JQuery.support.cors = True;var Apiurl = "http://localhost:27221/"; $ (function () {    $.ajax ({        type: "Get",        Url:apiurl + "Api/charging/getallchargingdata",        data: {},        success:function (data, status) {            if (status = = ") Success ") {                $ (" #div_test "). HTML (data);            }        },        error:function (e) {            $ (" #div_test "). HTML (" "Error");        },        complete:function () {});    });

The meaning of this sentence is to specify that the browser supports cross-domain. Originally IE9 above version of the browser, Google, Firefox and so on are supported by default cross-domain, and IE8, 9 but the default does not support cross-domain, we need to specify a bit. You can print jQuery.support.cors in your browser and see. Will this fix the problem after setting it up? Let's look at the effect:

Problem solved perfectly. As for the online cors on IE8, 9 solution xdomainrequest is going to be verified by the case.

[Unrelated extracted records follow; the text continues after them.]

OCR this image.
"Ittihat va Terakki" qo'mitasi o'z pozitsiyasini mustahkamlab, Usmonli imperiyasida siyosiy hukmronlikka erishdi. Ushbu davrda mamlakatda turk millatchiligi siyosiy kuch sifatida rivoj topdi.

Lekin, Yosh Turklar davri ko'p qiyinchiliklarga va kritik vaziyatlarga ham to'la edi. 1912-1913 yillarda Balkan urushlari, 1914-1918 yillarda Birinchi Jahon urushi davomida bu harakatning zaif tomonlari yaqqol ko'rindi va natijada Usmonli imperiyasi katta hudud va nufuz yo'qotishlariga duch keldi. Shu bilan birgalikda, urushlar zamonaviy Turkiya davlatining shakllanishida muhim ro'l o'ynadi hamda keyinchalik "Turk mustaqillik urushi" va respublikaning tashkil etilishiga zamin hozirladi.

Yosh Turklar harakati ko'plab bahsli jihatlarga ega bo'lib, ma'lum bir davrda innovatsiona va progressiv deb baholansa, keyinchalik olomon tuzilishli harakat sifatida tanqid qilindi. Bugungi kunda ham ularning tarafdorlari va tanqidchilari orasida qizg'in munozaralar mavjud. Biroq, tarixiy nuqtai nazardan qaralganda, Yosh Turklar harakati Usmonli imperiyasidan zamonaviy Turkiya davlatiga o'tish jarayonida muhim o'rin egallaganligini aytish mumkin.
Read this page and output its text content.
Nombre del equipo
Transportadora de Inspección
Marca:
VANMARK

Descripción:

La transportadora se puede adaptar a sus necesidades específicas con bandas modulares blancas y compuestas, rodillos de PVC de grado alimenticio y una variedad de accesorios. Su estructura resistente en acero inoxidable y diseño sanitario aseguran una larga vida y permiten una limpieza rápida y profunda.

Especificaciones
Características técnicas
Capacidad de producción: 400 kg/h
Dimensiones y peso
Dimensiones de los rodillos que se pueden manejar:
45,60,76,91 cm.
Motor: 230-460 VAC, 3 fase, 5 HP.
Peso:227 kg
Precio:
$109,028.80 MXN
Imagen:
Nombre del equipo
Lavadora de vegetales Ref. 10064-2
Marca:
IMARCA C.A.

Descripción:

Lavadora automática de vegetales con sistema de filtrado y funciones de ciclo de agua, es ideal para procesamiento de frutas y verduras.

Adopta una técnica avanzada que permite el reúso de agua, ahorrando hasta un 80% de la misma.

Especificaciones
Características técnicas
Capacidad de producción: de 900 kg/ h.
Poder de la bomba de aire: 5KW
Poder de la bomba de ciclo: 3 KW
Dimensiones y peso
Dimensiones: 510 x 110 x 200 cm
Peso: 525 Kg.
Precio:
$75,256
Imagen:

3) Cors's specific parameter settings.

Above we use

Config. Enablecors (New Enablecorsattribute ("*", "*", "*"));

This sentence solves the cross-domain problem, which says that the * number is unsafe. Because it means that whenever someone knows your request URL, any request can access your resource. This is quite dangerous. So we need to do some configuration to restrict access. For example, our more common practice is as follows:

Configuration method One, in the Web. config (PS: These two images originate from: http://www.cnblogs.com/moretry/p/4154479.html)

Then in the Register method of the WebApiConfig.cs file

Configuration method Two, if you only want to do some API cross-domain, you can directly on the API class using the attribute annotation.

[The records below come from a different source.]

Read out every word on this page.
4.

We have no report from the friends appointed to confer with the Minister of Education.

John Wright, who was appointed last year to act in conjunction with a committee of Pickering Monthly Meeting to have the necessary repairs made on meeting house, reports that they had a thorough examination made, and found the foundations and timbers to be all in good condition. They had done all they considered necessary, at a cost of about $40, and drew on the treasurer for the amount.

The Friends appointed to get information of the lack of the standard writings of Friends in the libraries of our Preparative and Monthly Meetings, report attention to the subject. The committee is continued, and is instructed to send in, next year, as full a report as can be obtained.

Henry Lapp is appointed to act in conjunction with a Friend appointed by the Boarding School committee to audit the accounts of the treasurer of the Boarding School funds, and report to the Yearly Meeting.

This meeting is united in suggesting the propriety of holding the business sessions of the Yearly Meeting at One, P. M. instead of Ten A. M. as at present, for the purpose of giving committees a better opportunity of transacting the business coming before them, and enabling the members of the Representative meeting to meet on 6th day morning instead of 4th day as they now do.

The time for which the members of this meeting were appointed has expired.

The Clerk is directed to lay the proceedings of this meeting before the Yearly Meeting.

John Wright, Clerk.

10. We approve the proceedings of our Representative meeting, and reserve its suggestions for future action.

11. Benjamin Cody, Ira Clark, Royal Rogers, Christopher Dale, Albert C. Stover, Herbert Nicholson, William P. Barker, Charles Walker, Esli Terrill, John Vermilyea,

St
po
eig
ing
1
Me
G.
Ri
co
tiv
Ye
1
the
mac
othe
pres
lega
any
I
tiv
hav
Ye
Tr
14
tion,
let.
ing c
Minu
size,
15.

[Enablecors (Origins: "http://localhost:8081/", Headers: "*", Methods: "Get,post,put,delete")]    public class Chargingcontroller:apicontroller {//<summary>///For        all data//        </summary> ///        <returns> return Data </returns>        [HttpGet]        public string Getallchargingdata ()        {            return ' Success ';        }    }
Iv. Summary

The above is a simple cors solution Webapi cross-domain problems, because bloggers use WEBAPI time is not long, so many theoretical points may not be mature, if there is said wrong, welcome to point out. Thank you, Bo Lord.

WEBAPI cross-Domain Problem resolution: CORS

Contact Us

The content source of this page is from Internet, which doesn't represent Alibaba Cloud's opinion; products and services mentioned on that page don't have any relationship with Alibaba Cloud. If the content of the page makes you feel confusing, please write us an email, we will handle the problem within 5 days after receiving your email.

If you find any instances of plagiarism from the community, please send an email to: info-contact@alibabacloud.com and provide relevant evidence. A staff member will contact you within 5 working days.

A Free Trial That Lets You Build Big!

Start building with 50+ products and up to 12 months usage for Elastic Compute Service

  • Sales Support

    1 on 1 presale consultation

  • After-Sales Support

    24/7 Technical Support 6 Free Tickets per Quarter Faster Response

  • Alibaba Cloud offers highly flexible support services tailored to meet your exact needs.